Mr Osei Yeaboah said as far back as the birth of African communities they have been using emotional intelligence for emotional balance in all that they do.
He, however said it seemed things had change a little and so “now is the time for investment in the human capital as the leaders for Ghana’s emotional safety and prosperity within a global community.”
A respected Ghanaian academic and faith leader,Reverend Professor Emmanuel Adow Obeng , said research had already proven that the value from teaching social emotional learning in children as young as five years is profitable.
He went on to say that the “faith communities need to play a role in guiding their people and teaching them Emotional Intelligence – as the trusted leaders apart from of Nanaanom within Ghana.”
Mr Jay Baughan, an international expert in social emotional development and the founder of the SESA Africa capability building initiative, set out how African educationists and also youth leaders are being trained, certified and supported to build the social emotional skills for ‘Emotional Intelligence.’
He gave an insight into how SESA connects into education and the non-governmental organisation (NGO’s) and faith groups to enhance their existing efforts, including the re-engineering of social and philanthropic investment to incorporate such capability building and certification.
He said through the partnership with AICEI and Nananom, two national programmes were already underway for 50 schools and 50 young leaders from NGO’s and faith groups.
Mr Jay Baughan said over a period of five years, they would together provide monthly intakes to increase the capability in schools and among youth in the communities.
An International expert and trainer, Ms Thecia Jenkins taught the audience about the way to build self-awareness and to strive forward – in four easy -to -use steps she calls B.O.L.D.

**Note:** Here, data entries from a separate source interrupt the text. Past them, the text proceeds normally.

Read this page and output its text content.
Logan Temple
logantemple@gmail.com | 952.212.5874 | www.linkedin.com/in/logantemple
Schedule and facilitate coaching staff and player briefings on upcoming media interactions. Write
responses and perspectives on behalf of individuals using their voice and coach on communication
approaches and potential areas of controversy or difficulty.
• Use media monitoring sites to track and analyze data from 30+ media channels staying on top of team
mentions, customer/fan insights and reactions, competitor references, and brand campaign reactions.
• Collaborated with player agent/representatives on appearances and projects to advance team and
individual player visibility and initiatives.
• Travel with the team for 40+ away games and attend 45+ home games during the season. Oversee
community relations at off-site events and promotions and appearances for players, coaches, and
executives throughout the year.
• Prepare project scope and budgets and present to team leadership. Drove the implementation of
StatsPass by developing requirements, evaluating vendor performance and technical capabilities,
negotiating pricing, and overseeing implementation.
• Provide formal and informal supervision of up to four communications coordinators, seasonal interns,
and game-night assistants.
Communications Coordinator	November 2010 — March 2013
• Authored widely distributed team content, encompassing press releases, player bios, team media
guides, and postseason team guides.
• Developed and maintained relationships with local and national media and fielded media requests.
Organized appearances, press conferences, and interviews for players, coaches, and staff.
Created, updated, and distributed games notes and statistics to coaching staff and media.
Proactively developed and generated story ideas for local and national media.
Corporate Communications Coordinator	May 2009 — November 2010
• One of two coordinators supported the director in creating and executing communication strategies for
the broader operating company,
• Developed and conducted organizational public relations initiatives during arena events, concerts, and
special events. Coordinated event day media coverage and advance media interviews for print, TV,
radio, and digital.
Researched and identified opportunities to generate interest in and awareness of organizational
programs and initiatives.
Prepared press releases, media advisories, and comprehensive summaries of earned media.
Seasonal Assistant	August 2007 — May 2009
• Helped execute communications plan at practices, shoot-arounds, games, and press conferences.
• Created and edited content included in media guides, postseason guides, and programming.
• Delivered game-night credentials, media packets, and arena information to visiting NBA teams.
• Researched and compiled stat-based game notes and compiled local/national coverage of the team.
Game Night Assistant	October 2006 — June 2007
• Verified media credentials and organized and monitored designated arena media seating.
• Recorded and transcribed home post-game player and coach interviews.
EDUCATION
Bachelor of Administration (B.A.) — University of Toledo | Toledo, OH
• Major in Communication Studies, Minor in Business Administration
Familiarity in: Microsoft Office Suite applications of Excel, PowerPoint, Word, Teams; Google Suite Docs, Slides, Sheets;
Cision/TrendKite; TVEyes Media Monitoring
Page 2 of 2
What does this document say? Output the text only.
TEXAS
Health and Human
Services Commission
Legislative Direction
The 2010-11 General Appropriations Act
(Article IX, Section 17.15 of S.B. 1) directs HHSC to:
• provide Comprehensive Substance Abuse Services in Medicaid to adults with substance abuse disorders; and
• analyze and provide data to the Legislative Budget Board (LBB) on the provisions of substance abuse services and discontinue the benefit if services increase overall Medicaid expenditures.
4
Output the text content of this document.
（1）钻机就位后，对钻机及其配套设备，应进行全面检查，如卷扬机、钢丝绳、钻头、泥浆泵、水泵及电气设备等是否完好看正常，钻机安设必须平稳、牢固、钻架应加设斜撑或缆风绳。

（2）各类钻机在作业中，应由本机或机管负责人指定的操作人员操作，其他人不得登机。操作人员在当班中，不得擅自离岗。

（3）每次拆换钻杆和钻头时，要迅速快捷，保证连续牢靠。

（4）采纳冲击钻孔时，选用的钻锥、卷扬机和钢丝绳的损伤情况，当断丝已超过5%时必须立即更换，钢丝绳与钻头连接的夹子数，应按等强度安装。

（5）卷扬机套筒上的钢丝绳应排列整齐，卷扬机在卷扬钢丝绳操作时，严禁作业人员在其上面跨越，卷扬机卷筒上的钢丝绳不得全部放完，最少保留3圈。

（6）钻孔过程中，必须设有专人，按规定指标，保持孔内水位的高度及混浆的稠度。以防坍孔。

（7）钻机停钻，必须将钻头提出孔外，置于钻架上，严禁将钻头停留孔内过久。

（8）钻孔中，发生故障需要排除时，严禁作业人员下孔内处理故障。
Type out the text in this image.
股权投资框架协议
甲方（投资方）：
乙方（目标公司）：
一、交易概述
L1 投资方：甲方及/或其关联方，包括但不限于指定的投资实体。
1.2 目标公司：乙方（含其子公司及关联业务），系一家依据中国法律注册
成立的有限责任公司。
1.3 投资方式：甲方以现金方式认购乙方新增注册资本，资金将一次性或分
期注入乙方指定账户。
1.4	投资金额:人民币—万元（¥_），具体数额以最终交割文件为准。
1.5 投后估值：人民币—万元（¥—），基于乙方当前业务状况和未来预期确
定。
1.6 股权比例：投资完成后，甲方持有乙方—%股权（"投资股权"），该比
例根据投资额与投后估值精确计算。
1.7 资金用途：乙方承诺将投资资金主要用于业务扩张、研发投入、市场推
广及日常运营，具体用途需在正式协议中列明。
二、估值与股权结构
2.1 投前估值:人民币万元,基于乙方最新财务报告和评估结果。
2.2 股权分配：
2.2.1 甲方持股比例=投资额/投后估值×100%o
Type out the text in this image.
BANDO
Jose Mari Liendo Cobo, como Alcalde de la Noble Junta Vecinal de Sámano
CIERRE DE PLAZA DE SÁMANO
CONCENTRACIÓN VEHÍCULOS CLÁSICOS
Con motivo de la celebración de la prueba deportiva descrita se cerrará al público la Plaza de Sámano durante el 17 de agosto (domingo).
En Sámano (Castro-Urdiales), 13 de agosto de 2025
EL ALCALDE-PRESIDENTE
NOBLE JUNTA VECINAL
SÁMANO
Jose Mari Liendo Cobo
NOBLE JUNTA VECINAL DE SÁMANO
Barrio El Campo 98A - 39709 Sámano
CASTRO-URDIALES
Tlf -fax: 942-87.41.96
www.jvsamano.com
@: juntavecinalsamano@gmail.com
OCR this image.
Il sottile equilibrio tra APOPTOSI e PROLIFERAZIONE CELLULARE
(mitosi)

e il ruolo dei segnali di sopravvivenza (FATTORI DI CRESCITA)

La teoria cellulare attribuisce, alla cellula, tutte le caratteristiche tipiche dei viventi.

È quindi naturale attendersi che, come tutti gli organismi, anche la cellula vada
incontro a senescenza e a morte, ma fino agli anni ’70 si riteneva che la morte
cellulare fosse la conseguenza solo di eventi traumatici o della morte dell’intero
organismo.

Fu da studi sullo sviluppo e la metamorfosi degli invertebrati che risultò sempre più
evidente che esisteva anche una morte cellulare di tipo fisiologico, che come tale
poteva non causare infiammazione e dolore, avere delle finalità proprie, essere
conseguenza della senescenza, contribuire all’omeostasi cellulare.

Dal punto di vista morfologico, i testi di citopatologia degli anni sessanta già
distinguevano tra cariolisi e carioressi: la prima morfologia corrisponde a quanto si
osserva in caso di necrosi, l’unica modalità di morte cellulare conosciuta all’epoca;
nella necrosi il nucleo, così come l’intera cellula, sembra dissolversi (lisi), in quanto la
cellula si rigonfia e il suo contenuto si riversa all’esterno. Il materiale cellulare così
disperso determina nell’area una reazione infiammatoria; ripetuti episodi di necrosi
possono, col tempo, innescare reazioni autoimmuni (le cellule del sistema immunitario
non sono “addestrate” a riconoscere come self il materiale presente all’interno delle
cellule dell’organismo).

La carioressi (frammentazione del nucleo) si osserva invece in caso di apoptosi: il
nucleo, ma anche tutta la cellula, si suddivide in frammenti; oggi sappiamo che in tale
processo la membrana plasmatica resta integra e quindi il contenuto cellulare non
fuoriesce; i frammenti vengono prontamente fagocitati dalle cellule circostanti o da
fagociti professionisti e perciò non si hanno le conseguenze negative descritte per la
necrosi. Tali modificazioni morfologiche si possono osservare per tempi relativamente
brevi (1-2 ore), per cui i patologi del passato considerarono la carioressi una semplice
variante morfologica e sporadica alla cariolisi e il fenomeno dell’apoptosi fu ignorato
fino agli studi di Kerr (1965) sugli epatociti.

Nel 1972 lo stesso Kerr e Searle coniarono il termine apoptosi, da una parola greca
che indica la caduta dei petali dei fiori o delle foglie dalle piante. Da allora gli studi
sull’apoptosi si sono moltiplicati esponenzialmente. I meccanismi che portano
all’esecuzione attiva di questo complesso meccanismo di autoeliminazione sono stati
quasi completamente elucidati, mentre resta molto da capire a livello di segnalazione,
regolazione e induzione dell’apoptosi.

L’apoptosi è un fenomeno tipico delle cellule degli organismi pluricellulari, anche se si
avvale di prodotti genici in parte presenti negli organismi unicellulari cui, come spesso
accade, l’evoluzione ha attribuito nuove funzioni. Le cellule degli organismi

She explained how social emotional learning also factors into the life journey and trauma of learners – because no one learns until their emotions are settled and they feel safe.
Finally, another speaker Ms Dellasie, an international recording artist and UN ambassador for skin awareness and cancer in young black people in Africa, told the gathering about the rise in cancer rates due to a lack of self-esteem and identity linked to use of skin-lightening drugs/lotions.
She went on to say that Africans globally need to build self-confidence to be who they are and embrace their skin tone and not try to look like light-skinned role models.
Ms Dellasie personally said she was setting out to become a role model for young black Africans and tackle this use of skin tone lightening.
The event concluded with a question time, where the audience asked the panel to answer questions or make clarifications as audience feedback was extremely high, and generated lots of after- discussions.